Leo król Katowic

Brazylijczyk Leonardo Ferreira da Silva, czyli Leo, zdobył w sobotę dla Dospelu Katowice zwycięskiego gola w meczu z Lechem. Wszedł na boisko w 75. minucie, a już pięć minut później strzelił kapitalnie w samo okienko. Zdążył się też popisać kilkoma technicznymi sztuczkami.

- Asereje ja de ja de jebe tu de jebere seibiunouva, majavi an de bugui an de buididipi - na powitanie dziennikarza "Gazety" Leo zaśpiewał tylko przebój Las Ketchup.

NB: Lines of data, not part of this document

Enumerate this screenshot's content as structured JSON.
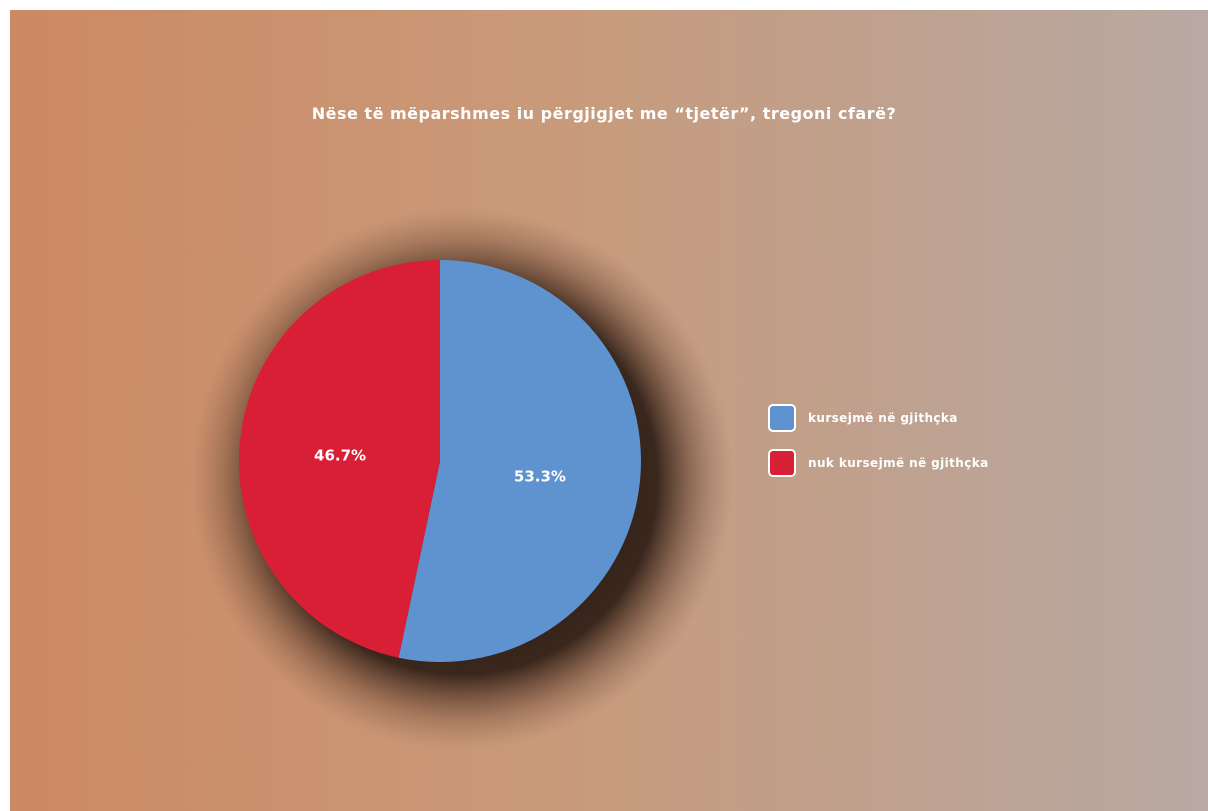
{
  "chart_data": {
    "type": "pie",
    "title": "Nëse të mëparshmes iu përgjigjet me “tjetër”, tregoni cfarë?",
    "slices": [
      {
        "name": "kursejmë në gjithçka",
        "value": 53.3,
        "label": "53.3%",
        "color": "#5f93cf"
      },
      {
        "name": "nuk kursejmë në gjithçka",
        "value": 46.7,
        "label": "46.7%",
        "color": "#d91f36"
      }
    ],
    "legend_position": "right"
  }
}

Piłkarza sprowadził do Polski menedżer Ryszard Szuster. - Leo grał w klubie CSA Alagoa i był w grupie najbardziej utalentowanych piłkarzy brazylijskich trenowanej przez słynnego Tele Santanę. Miał oferty z Palmeirasu i Corinthians, jednak dał się przekonać, że korzystniejszy będzie dla niego wyjazd do Europy - opowiada Szuster.

22-letni Brazylijczyk w Polsce po raz pierwszy w życiu zobaczył śnieg. Jest z nim tylko jeden problem: w klubie nikt nie zna portugalskiego, zaś piłkarz nie mówi w żadnym innym języku. Szuster kupił mu rozmówki polsko-portugalskie, a w codziennych sprawach pomaga piłkarzowi inny obcokrajowiec w zespole Moussa Yahaya. Zawodnik z Nigru zna hiszpański i jakoś dogaduje się z Leo.

Da Silva to drugi brazylijski piłkarz w GKS. Pierwszym był Batata, przefarbowany na blond Murzyn z kolczykiem w uchu, który rozegrał 11 meczów w rundzie jesiennej sezonu 2000/01.